Taşınmaz satış vaadi sözleşmesinde kesin veya belirli bir vade kararlaştırılmış ise bu tarih itibariyle, şayet vade kararlaştırılmamış ise, alıcının asıl sözleşmenin akdedilmesi için satıcıya çekeceği ihtara rağmen, satıcının satış sözleşmesini akdetmekten kaçınarak temerrüde düşmesi üzerine, alıcı her zaman için aynen ifa talebinde bulunabilir. Yani burada vaadedilen taşınmazın satışının yapılması mahkeme kararı ile sağlanmaktadır. Diğer bir deyişle alıcı sözleşmede tarif edilen taşınmazın kendi adına tesciline karar verilmesini mahkemeden talep etmektedir. Bu davaya Türk Medeni Kanunu’nun 716. Maddesinde düzenlenen tescile zorlama davası, eski tabirle ferağa icbar davası, denir. Bu davada alıcının talebi yönünde karar verilebilmesi için, TBK m. 97 hükmü gereğince, alıcının kendi edimini ifa etmiş olması, satış vaadi sözleşmesinde kararlaştırılmış olan satış bedelinin tamamını ödemiş veya ödemeyi teklif etmiş olması aranmaktadır. Alıcı, tapuyu vermeyen satıcıdan, edimin ifası haricinde, gecikme yüzünden uğradığı zararı da talep edebilir. İhtar ve hukuki takip masrafları ile eğer satış zamanında gerçekleşmiş olsa idi elde edilebilecek olan gelirden (örneğin kira geliri) geç ifa dolayısıyla mahrum kalınması gibi zararlar gecikme tazminatı olarak istenebilir.

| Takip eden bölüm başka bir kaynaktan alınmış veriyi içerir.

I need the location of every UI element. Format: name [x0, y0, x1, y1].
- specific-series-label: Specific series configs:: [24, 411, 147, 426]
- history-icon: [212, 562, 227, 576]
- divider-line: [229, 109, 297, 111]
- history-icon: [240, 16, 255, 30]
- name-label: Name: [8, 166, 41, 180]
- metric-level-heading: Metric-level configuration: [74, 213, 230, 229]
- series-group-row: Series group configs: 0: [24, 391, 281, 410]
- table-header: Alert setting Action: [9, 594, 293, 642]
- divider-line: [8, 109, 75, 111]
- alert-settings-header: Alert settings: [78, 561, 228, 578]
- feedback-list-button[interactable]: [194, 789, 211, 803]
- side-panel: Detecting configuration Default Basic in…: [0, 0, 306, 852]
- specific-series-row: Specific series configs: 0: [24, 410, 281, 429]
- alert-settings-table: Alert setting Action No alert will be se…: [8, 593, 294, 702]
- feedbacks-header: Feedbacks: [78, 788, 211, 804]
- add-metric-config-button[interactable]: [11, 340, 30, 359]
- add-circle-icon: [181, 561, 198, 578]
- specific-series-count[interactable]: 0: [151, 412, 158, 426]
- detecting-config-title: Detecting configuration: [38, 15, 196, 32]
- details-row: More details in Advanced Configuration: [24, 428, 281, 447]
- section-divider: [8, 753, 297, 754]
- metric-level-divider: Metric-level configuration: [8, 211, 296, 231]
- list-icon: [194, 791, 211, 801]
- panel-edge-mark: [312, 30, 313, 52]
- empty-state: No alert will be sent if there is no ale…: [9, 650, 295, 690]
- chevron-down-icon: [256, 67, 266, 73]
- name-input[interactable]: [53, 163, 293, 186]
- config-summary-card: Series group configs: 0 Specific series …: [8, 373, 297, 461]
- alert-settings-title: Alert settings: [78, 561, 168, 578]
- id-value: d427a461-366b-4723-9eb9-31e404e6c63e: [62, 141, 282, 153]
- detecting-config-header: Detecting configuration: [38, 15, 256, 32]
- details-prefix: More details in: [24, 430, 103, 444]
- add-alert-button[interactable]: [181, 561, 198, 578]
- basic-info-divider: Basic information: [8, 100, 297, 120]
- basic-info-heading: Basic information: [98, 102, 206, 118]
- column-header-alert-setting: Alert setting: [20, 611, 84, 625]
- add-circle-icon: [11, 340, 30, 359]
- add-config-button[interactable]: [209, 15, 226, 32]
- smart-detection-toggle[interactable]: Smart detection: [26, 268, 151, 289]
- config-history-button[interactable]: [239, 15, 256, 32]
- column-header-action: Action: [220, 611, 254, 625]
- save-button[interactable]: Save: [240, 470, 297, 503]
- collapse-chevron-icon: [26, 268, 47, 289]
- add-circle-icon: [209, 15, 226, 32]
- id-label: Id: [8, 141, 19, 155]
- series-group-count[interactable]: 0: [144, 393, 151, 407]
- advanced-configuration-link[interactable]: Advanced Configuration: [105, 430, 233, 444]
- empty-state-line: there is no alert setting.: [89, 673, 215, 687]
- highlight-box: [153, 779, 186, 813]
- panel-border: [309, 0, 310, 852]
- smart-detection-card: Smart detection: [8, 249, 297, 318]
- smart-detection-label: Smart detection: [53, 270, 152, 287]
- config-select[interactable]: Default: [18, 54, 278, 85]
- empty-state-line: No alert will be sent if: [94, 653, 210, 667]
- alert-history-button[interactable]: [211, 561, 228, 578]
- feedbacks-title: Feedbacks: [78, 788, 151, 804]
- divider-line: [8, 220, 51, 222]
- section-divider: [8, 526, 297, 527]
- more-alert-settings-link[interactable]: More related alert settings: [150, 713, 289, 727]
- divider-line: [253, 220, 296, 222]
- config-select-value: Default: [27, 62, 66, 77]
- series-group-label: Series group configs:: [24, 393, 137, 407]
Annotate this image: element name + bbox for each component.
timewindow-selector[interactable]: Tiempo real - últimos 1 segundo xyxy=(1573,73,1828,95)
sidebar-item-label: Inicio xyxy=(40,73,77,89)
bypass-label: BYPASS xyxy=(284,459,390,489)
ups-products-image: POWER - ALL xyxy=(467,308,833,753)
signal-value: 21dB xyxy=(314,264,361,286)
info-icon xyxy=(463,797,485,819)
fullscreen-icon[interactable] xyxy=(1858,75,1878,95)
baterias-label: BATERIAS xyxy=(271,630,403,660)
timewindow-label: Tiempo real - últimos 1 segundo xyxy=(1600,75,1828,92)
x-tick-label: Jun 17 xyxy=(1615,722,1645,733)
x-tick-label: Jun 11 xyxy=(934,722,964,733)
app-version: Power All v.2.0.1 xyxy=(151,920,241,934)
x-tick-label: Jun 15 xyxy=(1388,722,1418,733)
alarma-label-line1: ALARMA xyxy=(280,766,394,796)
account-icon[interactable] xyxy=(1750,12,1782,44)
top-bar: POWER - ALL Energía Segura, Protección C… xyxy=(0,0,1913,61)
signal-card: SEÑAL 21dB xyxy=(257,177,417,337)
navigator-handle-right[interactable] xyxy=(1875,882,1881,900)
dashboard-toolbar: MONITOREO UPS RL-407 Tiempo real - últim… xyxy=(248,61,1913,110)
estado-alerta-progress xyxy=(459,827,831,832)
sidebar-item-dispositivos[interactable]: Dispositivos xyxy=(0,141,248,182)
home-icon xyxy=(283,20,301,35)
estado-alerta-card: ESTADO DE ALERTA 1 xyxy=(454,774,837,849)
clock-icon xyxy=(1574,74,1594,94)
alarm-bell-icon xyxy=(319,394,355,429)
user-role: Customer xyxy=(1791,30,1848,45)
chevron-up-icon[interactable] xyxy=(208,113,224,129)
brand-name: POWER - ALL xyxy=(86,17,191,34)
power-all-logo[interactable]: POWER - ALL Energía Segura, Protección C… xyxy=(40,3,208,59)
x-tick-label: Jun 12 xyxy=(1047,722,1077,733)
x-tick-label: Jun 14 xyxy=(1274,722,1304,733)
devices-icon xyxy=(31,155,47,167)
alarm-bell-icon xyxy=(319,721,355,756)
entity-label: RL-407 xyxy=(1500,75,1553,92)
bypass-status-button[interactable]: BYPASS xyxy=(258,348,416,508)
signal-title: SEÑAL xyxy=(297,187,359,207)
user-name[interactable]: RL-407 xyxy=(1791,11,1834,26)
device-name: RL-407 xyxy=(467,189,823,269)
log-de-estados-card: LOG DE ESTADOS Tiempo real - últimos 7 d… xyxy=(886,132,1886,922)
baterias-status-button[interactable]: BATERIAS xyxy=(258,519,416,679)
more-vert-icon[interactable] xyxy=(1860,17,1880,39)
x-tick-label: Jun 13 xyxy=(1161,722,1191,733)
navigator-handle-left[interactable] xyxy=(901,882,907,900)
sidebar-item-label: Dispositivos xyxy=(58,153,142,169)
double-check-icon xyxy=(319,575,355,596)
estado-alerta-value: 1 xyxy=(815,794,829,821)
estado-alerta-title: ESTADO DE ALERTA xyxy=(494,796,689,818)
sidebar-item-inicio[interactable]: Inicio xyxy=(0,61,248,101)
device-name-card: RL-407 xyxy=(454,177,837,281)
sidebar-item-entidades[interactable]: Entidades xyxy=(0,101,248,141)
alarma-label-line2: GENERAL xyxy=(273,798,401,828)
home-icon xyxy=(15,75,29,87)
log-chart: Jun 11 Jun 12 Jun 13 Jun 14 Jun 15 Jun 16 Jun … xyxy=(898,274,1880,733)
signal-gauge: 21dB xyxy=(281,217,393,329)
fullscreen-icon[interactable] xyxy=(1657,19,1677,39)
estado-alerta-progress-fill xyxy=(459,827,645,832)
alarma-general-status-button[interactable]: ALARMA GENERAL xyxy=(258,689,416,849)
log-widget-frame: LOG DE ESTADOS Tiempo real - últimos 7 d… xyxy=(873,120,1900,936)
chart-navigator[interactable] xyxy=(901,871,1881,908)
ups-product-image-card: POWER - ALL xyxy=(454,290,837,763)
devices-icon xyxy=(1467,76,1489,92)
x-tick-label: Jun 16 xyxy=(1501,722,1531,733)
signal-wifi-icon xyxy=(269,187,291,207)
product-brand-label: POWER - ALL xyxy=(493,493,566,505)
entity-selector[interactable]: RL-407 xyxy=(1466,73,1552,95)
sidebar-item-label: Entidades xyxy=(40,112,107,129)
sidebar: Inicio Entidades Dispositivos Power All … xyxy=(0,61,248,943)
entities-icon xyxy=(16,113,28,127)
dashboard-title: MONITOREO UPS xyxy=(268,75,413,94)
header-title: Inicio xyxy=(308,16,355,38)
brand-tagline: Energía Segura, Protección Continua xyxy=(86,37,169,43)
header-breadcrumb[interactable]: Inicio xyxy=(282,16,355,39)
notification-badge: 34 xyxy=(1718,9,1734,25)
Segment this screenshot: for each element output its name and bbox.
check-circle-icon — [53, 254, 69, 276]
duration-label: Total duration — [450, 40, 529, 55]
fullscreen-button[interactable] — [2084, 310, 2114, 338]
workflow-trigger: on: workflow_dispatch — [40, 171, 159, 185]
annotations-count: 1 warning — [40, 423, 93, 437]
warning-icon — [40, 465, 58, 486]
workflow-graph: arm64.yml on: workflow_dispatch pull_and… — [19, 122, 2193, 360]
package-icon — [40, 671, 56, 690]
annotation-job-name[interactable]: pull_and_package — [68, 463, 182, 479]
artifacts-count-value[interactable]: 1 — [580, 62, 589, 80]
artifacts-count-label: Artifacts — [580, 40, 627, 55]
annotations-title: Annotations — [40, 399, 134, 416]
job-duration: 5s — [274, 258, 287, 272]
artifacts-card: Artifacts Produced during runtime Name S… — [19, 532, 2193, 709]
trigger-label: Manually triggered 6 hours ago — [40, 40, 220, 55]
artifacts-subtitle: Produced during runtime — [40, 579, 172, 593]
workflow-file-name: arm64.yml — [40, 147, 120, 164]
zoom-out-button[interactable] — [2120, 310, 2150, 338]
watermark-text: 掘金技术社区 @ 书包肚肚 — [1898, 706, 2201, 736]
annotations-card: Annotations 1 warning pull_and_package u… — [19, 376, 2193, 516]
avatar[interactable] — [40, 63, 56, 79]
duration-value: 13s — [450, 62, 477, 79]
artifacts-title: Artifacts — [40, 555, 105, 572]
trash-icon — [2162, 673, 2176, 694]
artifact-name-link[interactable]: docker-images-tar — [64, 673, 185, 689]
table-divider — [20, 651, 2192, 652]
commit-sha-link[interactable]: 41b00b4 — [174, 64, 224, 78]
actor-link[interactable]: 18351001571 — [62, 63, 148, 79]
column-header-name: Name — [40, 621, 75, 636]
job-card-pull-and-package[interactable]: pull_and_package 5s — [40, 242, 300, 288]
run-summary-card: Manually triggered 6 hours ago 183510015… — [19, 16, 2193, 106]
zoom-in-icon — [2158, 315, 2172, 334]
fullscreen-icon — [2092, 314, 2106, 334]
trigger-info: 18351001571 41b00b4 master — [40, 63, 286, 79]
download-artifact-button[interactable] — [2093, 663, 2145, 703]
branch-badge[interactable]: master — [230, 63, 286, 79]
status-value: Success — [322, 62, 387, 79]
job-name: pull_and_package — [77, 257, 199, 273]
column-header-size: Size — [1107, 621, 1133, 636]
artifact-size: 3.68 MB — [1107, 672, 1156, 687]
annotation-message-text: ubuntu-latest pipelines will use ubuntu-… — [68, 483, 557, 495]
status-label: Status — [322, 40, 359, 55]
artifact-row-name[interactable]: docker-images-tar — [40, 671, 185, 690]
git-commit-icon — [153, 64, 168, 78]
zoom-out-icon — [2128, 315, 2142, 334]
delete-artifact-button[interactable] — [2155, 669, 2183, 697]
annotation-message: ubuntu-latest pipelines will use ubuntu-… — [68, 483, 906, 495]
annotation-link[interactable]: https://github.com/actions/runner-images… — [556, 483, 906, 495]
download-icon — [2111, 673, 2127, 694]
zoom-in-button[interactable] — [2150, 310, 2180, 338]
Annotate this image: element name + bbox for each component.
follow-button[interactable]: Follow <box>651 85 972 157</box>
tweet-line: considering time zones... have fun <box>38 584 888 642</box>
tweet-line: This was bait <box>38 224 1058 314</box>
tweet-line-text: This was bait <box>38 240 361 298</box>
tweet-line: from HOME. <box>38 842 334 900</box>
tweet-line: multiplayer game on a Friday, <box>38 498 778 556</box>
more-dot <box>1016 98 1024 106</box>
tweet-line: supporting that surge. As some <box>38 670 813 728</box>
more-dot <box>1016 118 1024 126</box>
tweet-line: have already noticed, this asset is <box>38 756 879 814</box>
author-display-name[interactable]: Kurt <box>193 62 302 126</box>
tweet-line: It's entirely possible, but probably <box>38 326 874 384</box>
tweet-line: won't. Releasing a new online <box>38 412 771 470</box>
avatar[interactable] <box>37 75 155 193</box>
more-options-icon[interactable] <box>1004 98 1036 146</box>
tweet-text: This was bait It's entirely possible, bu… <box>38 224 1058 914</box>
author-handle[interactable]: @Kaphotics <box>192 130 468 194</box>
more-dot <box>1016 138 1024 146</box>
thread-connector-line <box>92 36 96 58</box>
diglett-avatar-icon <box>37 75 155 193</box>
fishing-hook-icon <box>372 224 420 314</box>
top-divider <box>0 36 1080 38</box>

  • Tescile Zorlama Hakkından Vazgeçilerek Borcun İfa Edilmemesinden Doğan Müsbet Zararın Tazmini

Satıcının temerrüde düşürülmesinden sonra alacı, dilerse aynen ifa yerine, borcun ifa edilmemesinden doğan müsbet zararının tazminini de talep edebilir. Ancak, alıcının bu seçimlik hakkı kullanabilmesi için, önce aynen ifa için satıcıya ek süre tayin etmesi ve bu ek süre zarfında da satıcının aynen ifaya, yani taşınmaz satış sözleşmesinin akdedilmesine yanaşmaması durumunda, artık taşınmaz mülkiyetinin devrini istemediğini ve bunun yerine müsbet zararının tazmin edilmesini talep ettiğini gecikmeksizin satıcıya bildirmesi gerekmektedir. Bunun yanında eğer, satıcının davranışlarından tapuyu vermeyeceği anlaşılıyor veya taşınmaz satış sözleşmesinin yapılması için kesin bir süre tayin edilmiş, ancak satıcı bu tarihte haklı bir sebep olmaksızın satış sözleşmesini akdetmekten kaçınır ise, bu durumda alıcı artık aynen ifa için ek süre tayin etmeden doğrudan bu hakkını kullanabilir.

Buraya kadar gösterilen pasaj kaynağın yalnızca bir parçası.